Commit graph

21 commits

Author SHA1 Message Date
Gleb Smirnoff f75d7fac10 netlink: avoid putting empty mbufs on the socket queue
When processing incoming Netlink messages in nl_process_nbuf() kernel
always allocates a writer with a buffer to put generated reply to.
However, certain messages aren't replied.  That makes nlmsg_flush()
to put an empty buffer to the socket.  Avoid doing that because avoiding
is much easier than dealing with empty buffers on the receiver side.
2024-01-10 20:51:53 -08:00
Gleb Smirnoff 09fa78d438 netlink: fix regression with group writers
Refactoring of argument list to nl_send_one() led to derefercing
wrong union member.  Rename nl_send_one() to a more generic name,
isolate anew nl_send_one() as the callback only for the normal
writer and provide correct argument to nl_send() from nl_send_group().

Fixes:	ff5ad900d2
2024-01-09 13:01:28 -08:00
Gleb Smirnoff 17083b94a9 netlink: use protocol specific receive buffer
Implement Netlink socket receive buffer as a simple TAILQ of nl_buf's,
same part of struct sockbuf that is used for send buffer already.
This shaves a lot of code and a lot of extra processing.  The pcb rids
of the I/O queues as the socket buffer is exactly the queue.  The
message writer is simplified a lot, as we now always deal with linear
buf.  Notion of different buffer types goes away as way as different
kinds of writers.  The only things remaining are: a socket writer and
a group writer.
The impact on the network stack is that we no longer use mbufs, so
a workaround from d187154750 disappears.

Note on message throttling.  Now the taskqueue throttling mechanism
needs to look at both socket buffers protected by their respective
locks and on flags in the pcb that are protected by the pcb lock.
There is definitely some room for optimization, but this changes tries
to preserve as much as possible.

Note on new nl_soreceive().  It emulates soreceive_generic().  It
must undergo further optimization, see large comment put in there.
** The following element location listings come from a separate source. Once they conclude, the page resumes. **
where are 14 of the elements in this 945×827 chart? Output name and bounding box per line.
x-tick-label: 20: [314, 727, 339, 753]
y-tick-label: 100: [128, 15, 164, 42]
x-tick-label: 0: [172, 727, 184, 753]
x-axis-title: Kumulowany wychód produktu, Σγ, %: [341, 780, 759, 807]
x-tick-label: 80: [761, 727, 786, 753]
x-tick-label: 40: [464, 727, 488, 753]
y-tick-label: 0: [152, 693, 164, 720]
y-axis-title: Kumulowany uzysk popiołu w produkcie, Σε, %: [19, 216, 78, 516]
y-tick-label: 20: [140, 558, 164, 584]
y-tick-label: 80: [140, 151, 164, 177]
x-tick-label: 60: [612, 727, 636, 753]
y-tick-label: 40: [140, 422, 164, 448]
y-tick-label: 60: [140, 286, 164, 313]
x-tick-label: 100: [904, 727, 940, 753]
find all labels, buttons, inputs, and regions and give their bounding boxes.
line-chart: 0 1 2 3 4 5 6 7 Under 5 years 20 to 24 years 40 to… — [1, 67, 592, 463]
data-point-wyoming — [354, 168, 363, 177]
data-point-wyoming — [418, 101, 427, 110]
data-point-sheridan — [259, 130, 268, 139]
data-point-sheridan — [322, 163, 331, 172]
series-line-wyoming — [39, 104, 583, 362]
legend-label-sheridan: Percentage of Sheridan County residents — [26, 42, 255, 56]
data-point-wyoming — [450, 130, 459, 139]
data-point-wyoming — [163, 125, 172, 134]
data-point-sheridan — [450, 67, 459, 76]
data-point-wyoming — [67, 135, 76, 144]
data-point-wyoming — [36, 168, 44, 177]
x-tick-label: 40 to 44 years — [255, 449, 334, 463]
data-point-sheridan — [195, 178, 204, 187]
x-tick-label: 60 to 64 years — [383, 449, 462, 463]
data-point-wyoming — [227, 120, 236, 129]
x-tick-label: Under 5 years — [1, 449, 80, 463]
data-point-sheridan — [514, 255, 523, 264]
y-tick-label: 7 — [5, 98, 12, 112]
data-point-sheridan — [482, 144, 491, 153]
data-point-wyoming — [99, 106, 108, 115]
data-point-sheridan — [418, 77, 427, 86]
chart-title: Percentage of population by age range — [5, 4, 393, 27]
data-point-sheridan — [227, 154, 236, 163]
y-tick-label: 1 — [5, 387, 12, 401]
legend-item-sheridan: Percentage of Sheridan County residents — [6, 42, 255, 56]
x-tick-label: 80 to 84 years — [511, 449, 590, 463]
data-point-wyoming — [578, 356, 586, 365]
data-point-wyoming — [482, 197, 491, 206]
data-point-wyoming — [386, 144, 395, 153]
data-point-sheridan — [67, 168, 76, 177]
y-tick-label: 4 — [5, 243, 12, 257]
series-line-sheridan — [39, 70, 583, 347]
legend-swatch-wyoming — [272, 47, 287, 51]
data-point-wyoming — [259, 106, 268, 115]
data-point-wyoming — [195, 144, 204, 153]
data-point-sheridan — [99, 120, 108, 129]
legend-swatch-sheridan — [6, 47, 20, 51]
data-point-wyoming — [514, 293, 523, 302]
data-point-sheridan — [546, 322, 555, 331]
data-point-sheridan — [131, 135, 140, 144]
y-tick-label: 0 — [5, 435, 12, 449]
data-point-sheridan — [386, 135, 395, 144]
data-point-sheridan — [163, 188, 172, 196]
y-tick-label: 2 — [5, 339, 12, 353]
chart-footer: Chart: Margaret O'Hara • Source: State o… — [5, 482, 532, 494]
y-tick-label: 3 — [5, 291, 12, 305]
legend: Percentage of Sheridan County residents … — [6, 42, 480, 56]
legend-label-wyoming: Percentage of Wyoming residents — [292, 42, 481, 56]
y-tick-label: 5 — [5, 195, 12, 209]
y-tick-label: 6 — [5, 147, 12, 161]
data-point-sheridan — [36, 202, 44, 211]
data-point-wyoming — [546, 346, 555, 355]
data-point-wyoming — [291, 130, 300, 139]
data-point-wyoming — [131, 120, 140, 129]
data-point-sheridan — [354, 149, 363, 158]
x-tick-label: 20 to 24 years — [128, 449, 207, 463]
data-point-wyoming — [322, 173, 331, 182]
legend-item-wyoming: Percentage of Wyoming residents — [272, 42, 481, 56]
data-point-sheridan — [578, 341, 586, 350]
Note on tests/sys/netlink/test_netlink_message_writer.py. This test
boiled down almost to nothing with mbufs removed.  However, I left
it with minimal functionality (it basically checks that allocating N
bytes we get N bytes) as it is one of not so many examples of ktest
framework that allows to test KPIs with python.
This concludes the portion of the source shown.